This past week I returned from a three day trip to Mali, a landlocked country in West Africa and one of the poorest in the world, with over half the population living under the poverty line. While there, I met with President Amadou Toumani Toure and other officials to discuss the cooperative efforts of the government and UNICEF to improve children's health and rights.
Devastatingly, nearly one in five children in Mali do not survive to see their fifth birthday. Most of these children are dying from preventable causes like pneumonia, diarrhea and malaria, often exacerbated by malnutrition. In Mali, 32% of children under five years old are under weight.
The situation for mothers is also dire. Women in Mali have a one in 15 lifetime risk of dying of maternal related causes. This compares to one in 8,000 in the industrialized world. Lack of basic health services, malnutrition, and inadequate access to clean water and basic sanitation contribute to high rates of child and maternal mortality.
UNICEF and other partners are working closely with the government of Mali to help improve conditions so that children have a healthier start in life.
We have seen significant progress in some areas, particularly with programs to combat malaria, which is one of the biggest killers of children in Mali. Today, the country has one of the highest rates of insecticide-treated bed-net coverage in Africa, with 78% of children under age five currently sleeping under a bed-net.
In other areas, such as addressing harmful practices, there is still a great deal of work to be done. Child labor, early marriage and female-genital cutting are all common practices in Mali. In fact, approximately 85% of all women and girls undergo genital cutting, which can lead to fatal hemorrhaging and other serious health issues.
What's more, approximately 71% of girls are married before age of 18 with an estimated 30% of those being under the age of fifteen. Poverty and ignorance, combined with deep rooted cultural beliefs, make addressing early marriage and female-genital cutting difficult, but more progress must be made. Government recognition, along with increased education and more awareness, are keys to helping break these traditions that rob girls of their youth, their innocence and often their lives.
But the devastation the region suffers doesn't end there. We also saw first-hand the impact of climate change on children and the region as a whole. In the ancient town of Timbuktu branches of the Niger River have dried up due to drought and the much of the land is now arid and unable to yield crops.
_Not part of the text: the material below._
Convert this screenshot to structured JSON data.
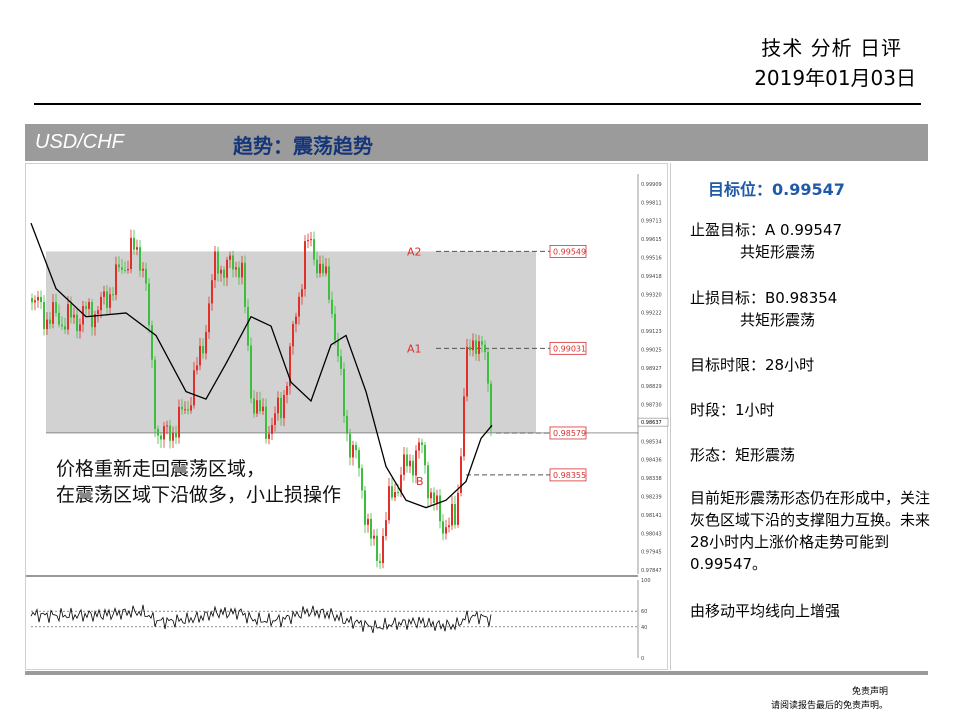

We toured a food for work program, supported by the World Food Program, where women grow vegetables and rice on land that has been reclaimed from the advancing desert. These women are also planting trees as part of a reforestation effort. They are empowered to produce needed food while adapting to the impact of climate change.
As we approach the Copenhagen Climate Change summit, it is critically important to recognize that climate change is adversely affecting the lives of the world's poorest and most vulnerable people. Additionally, with the anniversary commemorating the 20th anniversary of the Convention on the Rights of the Child, the plight of Mali is a clear reminder that we must continue to focus our collective efforts on helping the poorest and most vulnerable regions of the world and bring renewed hope and relief to the millions of children in need.